For more details on machine learning or data science with R see data analytics with R.
Machine Learning with Jupyter¶
The Jupyter Notebook is an open-source web application that allows you to create documents containing live code, equations, visualizations, and narrative text. JupyterHub allows to work with machine learning frameworks (e.g. TensorFlow or PyTorch) on ZIH systems and to run your Jupyter notebooks on HPC nodes.
After accessing JupyterHub, you can start a new session and configure it. For machine learning
purposes, select either partition alpha
or ml
and the resources, your application requires.
In your session you can use Python, R or RStudio for your machine learning and data science topics.
Machine Learning with Containers¶
Some machine learning tasks require using containers. In the HPC domain, the Singularity container system is a widely used tool. Docker containers can also be used by Singularity. You can find further information on working with containers on ZIH systems in our containers documentation.
The official source for Docker containers with TensorFlow, PyTorch and many other packages is the PowerAI container DockerHub repository of IBM.
Note
You could find other versions of software in the container on the "tag" tab on the docker web page of the container.
In the following example, we build a Singularity container with TensorFlow from the DockerHub and start it:
marie@ml$ singularity build my-ML-container.sif docker://ibmcom/powerai:1.6.2-tensorflow-ubuntu18.04-py37-ppc64le #create a container from the DockerHub with TensorFlow version 1.6.2
[...]
marie@ml$ singularity run --nv my-ML-container.sif #run my-ML-container.sif container supporting the Nvidia's GPU. You can also work with your container by: singularity shell, singularity exec
[...]
Additional Libraries for Machine Learning¶
The following NVIDIA libraries are available on all nodes:
Name | Path |
---|---|
NCCL | /usr/local/cuda/targets/ppc64le-linux |
cuDNN | /usr/local/cuda/targets/ppc64le-linux |
Note
For optimal NCCL performance it is recommended to set the NCCL_MIN_NRINGS environment variable during execution. You can try different values but 4 should be a pretty good starting point.

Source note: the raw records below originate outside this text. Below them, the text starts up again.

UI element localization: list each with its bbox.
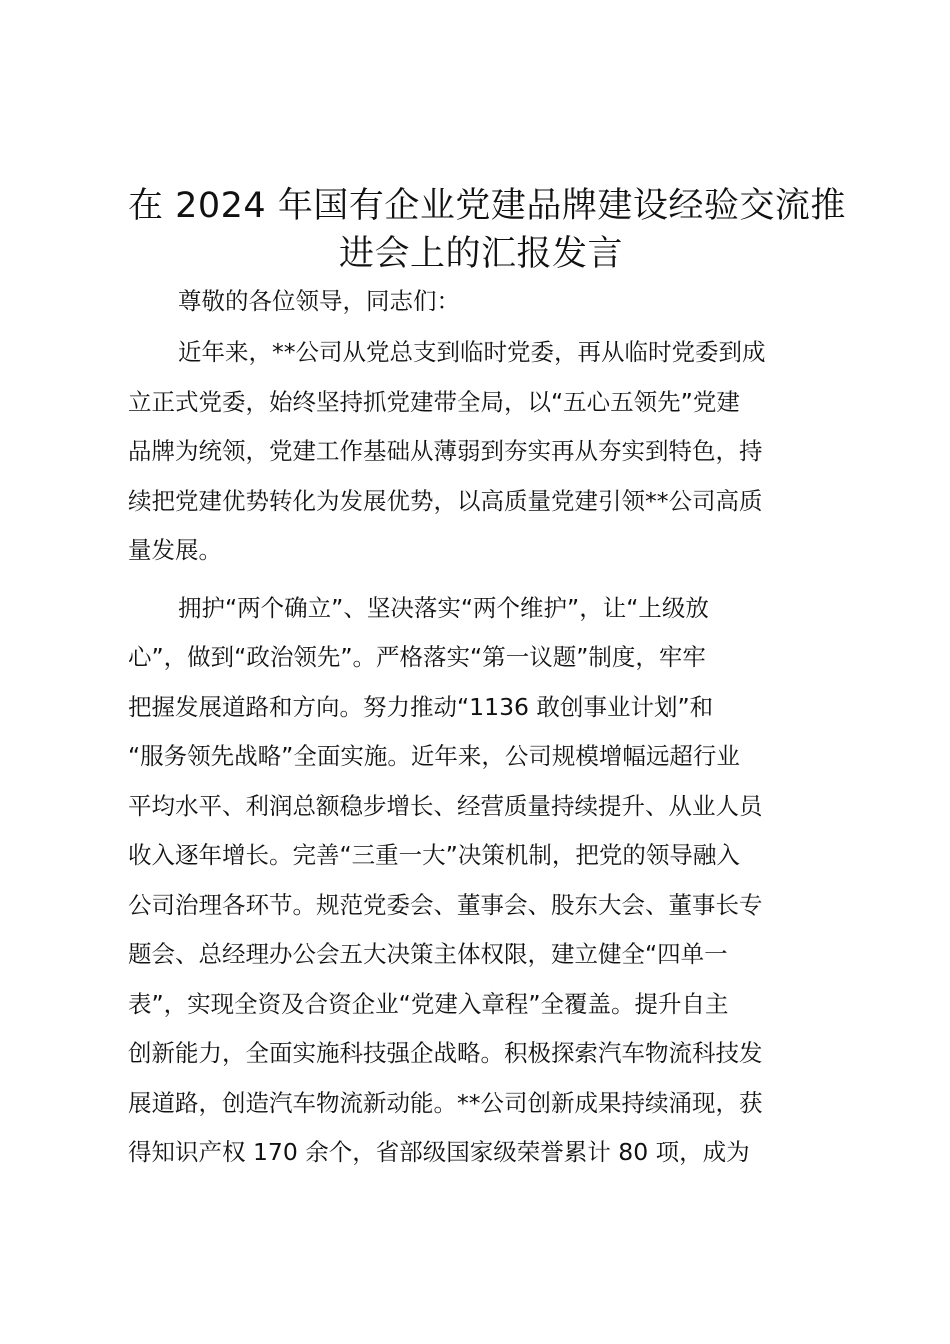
text-line: 把握发展道路和方向。努力推动“1136 敢创事业计划”和 [128,692,714,721]
text-line: 创新能力，全面实施科技强企战略。积极探索汽车物流科技发 [128,1039,763,1067]
text-line: 题会、总经理办公会五大决策主体权限，建立健全“四单一 [128,940,728,968]
text-line: “服务领先战略”全面实施。近年来，公司规模增幅远超行业 [128,742,740,770]
text-line: 心”，做到“政治领先”。严格落实“第一议题”制度，牢牢 [128,643,706,671]
paragraph-intro [128,328,834,576]
text-line: 得知识产权 170 余个，省部级国家级荣誉累计 80 项，成为 [128,1138,750,1166]
text-line: 品牌为统领，党建工作基础从薄弱到夯实再从夯实到特色，持 [128,437,763,465]
salutation: 尊敬的各位领导，同志们： [178,287,460,315]
document-page [128,182,846,1178]
text-line: 表”，实现全资及合资企业“党建入章程”全覆盖。提升自主 [128,989,729,1018]
text-line: 拥护“两个确立”、坚决落实“两个维护”，让“上级放 [178,593,709,622]
text-line: 收入逐年增长。完善“三重一大”决策机制，把党的领导融入 [128,841,740,869]
text-line: 立正式党委，始终坚持抓党建带全局，以“五心五领先”党建 [128,387,740,416]
text-line: 平均水平、利润总额稳步增长、经营质量持续提升、从业人员 [128,791,763,820]
text-line: 近年来，**公司从党总支到临时党委，再从临时党委到成 [178,338,766,366]
text-line: 量发展。 [128,536,222,564]
text-line: 公司治理各环节。规范党委会、董事会、股东大会、董事长专 [128,890,763,919]
paragraph-political-leadership [128,584,834,1178]
title-line: 进会上的汇报发言 [338,234,623,274]
document-title [128,182,846,278]
text-line: 续把党建优势转化为发展优势，以高质量党建引领**公司高质 [128,486,763,515]
title-line: 在 2024 年国有企业党建品牌建设经验交流推 [128,186,846,226]
text-line: 展道路，创造汽车物流新动能。**公司创新成果持续涌现，获 [128,1088,763,1117]
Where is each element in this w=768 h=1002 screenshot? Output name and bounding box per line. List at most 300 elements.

marie@compute$ export NCCL_MIN_NRINGS=4
HPC-Related Software¶
The following HPC related software is installed on all nodes:
Name | Path |
---|---|
IBM Spectrum MPI | /opt/ibm/spectrum_mpi/ |
PGI compiler | /opt/pgi/ |
IBM XLC Compiler | /opt/ibm/xlC/ |
IBM XLF Compiler | /opt/ibm/xlf/ |
IBM ESSL | /opt/ibmmath/essl/ |
IBM PESSL | /opt/ibmmath/pessl/ |
Datasets for Machine Learning¶
There are many different datasets designed for research purposes. If you would like to download some of them, keep in mind that many machine learning libraries have direct access to public datasets without downloading it, e.g. TensorFlow Datasets. If you still need to download some datasets use Datamover machine.
The ImageNet Dataset¶
The ImageNet project is a large visual database designed for use in visual object recognition
software research. In order to save space in the filesystem by avoiding to have multiple duplicates
of this lying around, we have put a copy of the ImageNet database (ILSVRC2012 and ILSVR2017) under
/scratch/imagenet
which you can use without having to download it again. For the future, the
ImageNet dataset will be available in
Warm Archive. ILSVR2017 also includes a dataset
for recognition objects from a video. Please respect the corresponding
Terms of Use.